- Born: September 26, 1968 (age 57)
- Movement: Modernism
- Website: Gwendolyn DuBois Shaw

= Gwendolyn DuBois Shaw =

American art historian (born 1968)

Gwendolyn DuBois Shaw (born September 26, 1968) is an art historian, curator, and professor of American art at the University of Pennsylvania. She has curated major exhibitions and published several books on African American art. In 2019, she became director of history, research and scholarship and senior historian at the National Portrait Gallery in Washington, D.C.

== Career ==
Shaw received her BA from the University of California, Santa Barbara and her PhD in American art at Stanford University. She was a fellow at both Romare Bearden Graduate Museum, which supported her work at the Saint Louis Art Museum and the Radcliffe Institute at Harvard University.

Shaw became an assistant professor of History of Art and Architecture and of African and African American Studies at Harvard University, teaching there for five years.
Shaw is currently an associate professor at the University of Pennsylvania. Her research focuses on issues of race, gender, sexuality, and class in American art, particularly as they relate to conflict. In 2019, she was appointed director of history, research and scholarship and senior historian at the National Portrait Gallery in Washington, D.C.

== Writing ==
Shaw has published three books on African American art: Seeing the Unspeakable: The Art of Kara Walker (2004), Portraits of a People: Picturing African Americans in the Nineteenth Century (2006), and most recently, Represent: 200 Years of African American Art in the Philadelphia Museum of Art (2014). She was previously the visual arts editor of Transition Magazine.

== Curation ==
Shaw curated the exhibition Portraits of a People: Picturing African Americans in the Nineteenth Century (2006) at the Addison Gallery of American Art in Andover, Massachusetts.
She curated Samba Sessao: Afro-Brazilian Art and Film for the Arthur Ross Gallery at the University of Pennsylvania in 2012.
She was a consulting curator of the exhibition Represent: 200 Years of African American Art (2015) at the Philadelphia Museum of Art.
She has co-created a number of exhibitions with her students, including Trouble in Paradise: The Art of Polynesian Warfare at the University of Pennsylvania Museum of Archaeology and Anthropology in 2006.
As a teacher of the Spiegel-Wilks Seminar in Contemporary Art in 2016, she worked with students to curate the show Do/Tell at the Institute of Contemporary Art, Philadelphia. In 2020, as a senior historian at the National Portrait Gallery, she organized Every Eye is Upon Me, an exhibit which explores the lives of the first ladies of the United States.

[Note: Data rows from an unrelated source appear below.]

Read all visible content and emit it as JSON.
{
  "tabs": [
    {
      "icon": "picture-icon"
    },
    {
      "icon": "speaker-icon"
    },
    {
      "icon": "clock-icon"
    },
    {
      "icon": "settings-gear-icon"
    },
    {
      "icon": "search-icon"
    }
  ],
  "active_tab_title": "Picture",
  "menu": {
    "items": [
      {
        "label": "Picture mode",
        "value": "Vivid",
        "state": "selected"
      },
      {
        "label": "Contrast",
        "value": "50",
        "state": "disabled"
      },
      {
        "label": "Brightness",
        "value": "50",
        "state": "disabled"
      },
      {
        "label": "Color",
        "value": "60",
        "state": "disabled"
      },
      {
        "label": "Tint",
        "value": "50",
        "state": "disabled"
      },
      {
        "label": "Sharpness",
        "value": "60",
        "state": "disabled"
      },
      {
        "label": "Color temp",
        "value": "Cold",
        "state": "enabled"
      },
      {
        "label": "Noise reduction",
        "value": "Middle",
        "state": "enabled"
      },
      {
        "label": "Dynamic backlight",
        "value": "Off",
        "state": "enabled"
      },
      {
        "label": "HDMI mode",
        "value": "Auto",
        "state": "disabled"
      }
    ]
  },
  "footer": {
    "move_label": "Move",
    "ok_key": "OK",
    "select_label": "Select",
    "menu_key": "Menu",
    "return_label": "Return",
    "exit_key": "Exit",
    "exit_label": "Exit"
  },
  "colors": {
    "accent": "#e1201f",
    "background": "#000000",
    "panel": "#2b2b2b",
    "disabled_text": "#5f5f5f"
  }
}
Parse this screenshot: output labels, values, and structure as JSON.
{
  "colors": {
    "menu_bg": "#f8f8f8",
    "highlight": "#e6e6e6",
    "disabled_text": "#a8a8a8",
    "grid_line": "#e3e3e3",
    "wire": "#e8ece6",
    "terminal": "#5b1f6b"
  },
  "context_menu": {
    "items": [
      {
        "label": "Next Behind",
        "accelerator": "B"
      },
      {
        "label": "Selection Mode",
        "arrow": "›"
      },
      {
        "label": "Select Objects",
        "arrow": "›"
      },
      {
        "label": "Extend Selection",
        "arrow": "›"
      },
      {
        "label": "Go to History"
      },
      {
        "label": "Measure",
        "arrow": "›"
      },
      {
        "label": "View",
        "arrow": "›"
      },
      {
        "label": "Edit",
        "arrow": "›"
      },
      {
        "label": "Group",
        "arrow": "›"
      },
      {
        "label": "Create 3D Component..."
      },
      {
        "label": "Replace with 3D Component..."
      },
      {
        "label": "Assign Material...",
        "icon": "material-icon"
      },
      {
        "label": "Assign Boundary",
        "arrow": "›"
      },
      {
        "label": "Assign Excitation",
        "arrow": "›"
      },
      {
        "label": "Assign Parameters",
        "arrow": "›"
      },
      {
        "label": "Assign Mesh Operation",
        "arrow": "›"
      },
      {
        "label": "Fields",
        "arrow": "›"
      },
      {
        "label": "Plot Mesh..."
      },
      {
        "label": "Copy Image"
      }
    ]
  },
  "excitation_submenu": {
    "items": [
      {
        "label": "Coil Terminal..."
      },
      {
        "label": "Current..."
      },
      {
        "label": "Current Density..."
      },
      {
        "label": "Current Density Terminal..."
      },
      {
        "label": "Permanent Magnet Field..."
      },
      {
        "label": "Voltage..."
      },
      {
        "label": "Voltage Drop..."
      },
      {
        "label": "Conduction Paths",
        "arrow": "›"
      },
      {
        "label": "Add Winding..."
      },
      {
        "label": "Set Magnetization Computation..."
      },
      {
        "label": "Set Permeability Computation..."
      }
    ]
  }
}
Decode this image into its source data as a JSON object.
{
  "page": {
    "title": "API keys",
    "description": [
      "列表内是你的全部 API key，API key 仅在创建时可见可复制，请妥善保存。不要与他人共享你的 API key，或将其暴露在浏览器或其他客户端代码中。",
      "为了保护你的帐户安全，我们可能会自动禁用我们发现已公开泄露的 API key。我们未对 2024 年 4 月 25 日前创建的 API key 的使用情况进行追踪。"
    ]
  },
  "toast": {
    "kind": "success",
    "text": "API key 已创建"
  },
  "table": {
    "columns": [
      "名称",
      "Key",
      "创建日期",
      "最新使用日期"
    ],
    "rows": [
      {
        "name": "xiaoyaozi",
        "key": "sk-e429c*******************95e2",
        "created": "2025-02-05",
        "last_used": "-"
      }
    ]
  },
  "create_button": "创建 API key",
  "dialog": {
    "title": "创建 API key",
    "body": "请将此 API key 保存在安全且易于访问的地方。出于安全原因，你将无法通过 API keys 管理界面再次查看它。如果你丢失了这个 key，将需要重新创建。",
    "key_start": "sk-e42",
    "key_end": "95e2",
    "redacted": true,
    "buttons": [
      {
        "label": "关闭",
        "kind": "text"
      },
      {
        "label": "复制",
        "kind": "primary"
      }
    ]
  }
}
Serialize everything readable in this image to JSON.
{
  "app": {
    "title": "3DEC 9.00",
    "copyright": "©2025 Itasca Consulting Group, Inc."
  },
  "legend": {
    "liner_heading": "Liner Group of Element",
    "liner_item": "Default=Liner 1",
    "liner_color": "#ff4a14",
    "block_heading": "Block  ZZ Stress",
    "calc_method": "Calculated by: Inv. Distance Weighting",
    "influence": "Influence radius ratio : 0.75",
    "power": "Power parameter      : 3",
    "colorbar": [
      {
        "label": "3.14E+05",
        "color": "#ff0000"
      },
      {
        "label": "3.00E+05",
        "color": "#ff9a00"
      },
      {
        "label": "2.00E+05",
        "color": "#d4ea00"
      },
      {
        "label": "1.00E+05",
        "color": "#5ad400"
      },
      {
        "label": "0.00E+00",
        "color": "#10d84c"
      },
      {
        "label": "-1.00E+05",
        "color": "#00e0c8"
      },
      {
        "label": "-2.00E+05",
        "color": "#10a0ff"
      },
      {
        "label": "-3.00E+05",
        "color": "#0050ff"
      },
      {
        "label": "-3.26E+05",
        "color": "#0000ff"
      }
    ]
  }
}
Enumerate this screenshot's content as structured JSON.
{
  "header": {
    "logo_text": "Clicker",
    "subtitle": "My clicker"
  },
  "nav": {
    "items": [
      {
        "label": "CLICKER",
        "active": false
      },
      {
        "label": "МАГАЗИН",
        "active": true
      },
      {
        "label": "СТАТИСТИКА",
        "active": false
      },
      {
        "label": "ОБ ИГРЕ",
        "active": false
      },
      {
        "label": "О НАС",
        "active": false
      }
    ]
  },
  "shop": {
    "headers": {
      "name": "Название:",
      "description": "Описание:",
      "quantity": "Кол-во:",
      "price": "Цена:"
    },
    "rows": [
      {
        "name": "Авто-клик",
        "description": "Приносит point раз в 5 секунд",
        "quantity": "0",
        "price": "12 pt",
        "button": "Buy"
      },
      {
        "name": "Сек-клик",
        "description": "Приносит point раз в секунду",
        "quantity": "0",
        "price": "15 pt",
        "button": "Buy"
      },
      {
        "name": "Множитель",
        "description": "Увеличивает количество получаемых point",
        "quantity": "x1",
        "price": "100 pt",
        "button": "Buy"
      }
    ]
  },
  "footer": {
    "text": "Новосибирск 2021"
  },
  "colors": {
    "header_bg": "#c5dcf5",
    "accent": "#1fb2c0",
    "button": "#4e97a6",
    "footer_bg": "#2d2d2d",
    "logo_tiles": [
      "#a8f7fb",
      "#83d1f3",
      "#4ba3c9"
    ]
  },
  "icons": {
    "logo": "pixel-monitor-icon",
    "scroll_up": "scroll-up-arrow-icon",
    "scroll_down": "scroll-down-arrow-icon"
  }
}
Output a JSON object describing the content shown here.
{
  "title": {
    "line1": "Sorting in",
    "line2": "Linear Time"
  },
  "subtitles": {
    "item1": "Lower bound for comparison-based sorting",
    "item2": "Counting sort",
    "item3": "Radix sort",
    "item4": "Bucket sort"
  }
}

Shaw is active as a speaker and organizer of lectures and events at different institutions. In 2016, Shaw organized a symposium at the National Portrait Gallery on "Racial Masquerade in American Art and Culture".

== Awards ==
In 2015, Shaw received the Dean's Award for Innovation in Teaching from the School of Arts & Sciences at the University of Pennsylvania, for "exceptional creativity and innovation in instruction".